Они делились друг с другом предположениями о том, где может находиться партизанский отряд «Жар-птица», как удалось Гринько пройти в школьный двор, как узнал он, что Дина, Костя и Семеновна находятся здесь.
Они решали сообща, когда и как выбраться Дине для выполнения поручения Тараса Викентьевича.
Дина радовалась тому, что именно ей поручил Гринько это важное дело, радовалась предстоящей встрече с Куренковым и вместе с тем холодела от ужаса, представляя, как пойдет она одна по городу, занятому врагами.
Семеновна посоветовала Дине идти искать Куренкова через несколько дней, а пока помогать ей в работе, чтобы примелькаться немцам.
– Тогда тебе будет совсем нетрудно из двора выйти, – заключила она, и Дина с Костей согласились с предложением Семеновны.
Не откладывая, Дина пришила в складки юбки потайной карман и спрятала туда маленький револьвер с запиской.
Под утро Семеновна прилегла на кровать и, не раздеваясь, заснула. А Дина с Костей продолжали сидеть на ящике.
– Костя! – вполголоса спросила Дина. – В тот день, когда мы с мамой бежали к машинам, помнишь, ты сказал, что останешься в городе выполнять какое-то важное дело? Скажи, какое это дело?

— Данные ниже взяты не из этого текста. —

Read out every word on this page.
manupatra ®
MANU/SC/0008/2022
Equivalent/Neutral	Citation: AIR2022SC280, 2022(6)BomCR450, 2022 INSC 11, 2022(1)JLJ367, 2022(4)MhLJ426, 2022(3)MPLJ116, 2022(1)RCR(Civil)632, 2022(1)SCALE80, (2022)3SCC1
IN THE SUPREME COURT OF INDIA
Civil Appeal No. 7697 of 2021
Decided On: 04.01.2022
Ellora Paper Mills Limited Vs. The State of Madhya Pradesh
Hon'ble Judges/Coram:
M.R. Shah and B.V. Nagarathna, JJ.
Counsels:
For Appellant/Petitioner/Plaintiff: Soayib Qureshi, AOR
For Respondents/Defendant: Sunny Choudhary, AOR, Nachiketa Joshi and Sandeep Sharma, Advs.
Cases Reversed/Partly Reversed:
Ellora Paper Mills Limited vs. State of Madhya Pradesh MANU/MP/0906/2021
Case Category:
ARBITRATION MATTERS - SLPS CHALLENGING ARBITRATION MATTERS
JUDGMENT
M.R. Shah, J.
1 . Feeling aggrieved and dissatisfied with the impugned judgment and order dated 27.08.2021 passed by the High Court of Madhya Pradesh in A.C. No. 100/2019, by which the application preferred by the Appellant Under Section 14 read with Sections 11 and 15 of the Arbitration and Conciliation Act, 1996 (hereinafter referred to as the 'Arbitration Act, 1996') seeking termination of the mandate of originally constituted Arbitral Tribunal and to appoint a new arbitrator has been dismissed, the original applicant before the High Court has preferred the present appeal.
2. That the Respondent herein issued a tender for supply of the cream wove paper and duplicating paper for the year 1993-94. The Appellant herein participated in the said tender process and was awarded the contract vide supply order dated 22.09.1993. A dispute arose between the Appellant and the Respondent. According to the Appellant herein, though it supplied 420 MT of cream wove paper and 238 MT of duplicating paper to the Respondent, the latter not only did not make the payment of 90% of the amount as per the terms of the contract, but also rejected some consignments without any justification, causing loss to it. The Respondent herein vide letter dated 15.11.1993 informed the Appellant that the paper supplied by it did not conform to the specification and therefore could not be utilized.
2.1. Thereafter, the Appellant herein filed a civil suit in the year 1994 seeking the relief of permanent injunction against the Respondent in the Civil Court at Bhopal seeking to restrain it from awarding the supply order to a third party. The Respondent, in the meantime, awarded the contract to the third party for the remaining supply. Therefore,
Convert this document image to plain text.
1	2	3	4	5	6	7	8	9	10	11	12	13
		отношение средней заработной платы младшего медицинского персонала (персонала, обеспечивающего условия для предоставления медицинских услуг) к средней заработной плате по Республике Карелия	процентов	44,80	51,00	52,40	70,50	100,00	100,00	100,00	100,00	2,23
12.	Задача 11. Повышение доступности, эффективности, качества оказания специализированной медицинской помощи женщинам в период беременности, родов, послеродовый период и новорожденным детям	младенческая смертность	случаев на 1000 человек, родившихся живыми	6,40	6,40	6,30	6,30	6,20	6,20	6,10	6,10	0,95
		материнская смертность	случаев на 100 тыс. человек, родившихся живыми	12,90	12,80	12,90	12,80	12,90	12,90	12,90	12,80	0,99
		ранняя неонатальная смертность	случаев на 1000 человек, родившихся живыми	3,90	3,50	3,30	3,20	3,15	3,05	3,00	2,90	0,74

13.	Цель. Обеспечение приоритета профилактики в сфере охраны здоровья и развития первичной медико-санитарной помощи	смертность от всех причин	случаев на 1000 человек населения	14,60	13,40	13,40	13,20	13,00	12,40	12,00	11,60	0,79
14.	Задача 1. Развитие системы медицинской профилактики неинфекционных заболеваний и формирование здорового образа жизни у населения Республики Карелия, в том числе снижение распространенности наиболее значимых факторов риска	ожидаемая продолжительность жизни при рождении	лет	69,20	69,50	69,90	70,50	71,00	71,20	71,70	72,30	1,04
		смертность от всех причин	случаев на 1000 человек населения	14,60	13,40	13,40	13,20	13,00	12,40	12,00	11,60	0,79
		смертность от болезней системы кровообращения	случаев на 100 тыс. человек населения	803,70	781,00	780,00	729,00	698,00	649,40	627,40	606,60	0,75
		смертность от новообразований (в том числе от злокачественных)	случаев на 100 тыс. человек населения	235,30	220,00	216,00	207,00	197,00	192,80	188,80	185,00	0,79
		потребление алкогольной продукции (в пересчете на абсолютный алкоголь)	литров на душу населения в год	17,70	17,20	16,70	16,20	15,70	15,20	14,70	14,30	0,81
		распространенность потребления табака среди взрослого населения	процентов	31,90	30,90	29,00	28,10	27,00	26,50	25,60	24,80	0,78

Она опустила голову и подумала, что Костя откажется отвечать на этот вопрос. Но он неожиданно сказал:
– Хорошо!
Дина легко вздохнула и подняла голову.
– У меня от тебя, Дина, нет тайн, – продолжал Костя, внимательно глядя ей в лицо.
Когда Костя смотрел на нее такими глазами, она вспоминала фразу из его письма: «Ты лучше всех девчонок в мире», и ей казалось, что в такие минуты он думал именно об этом, и она боялась, чтобы Костя не сказал этого вслух.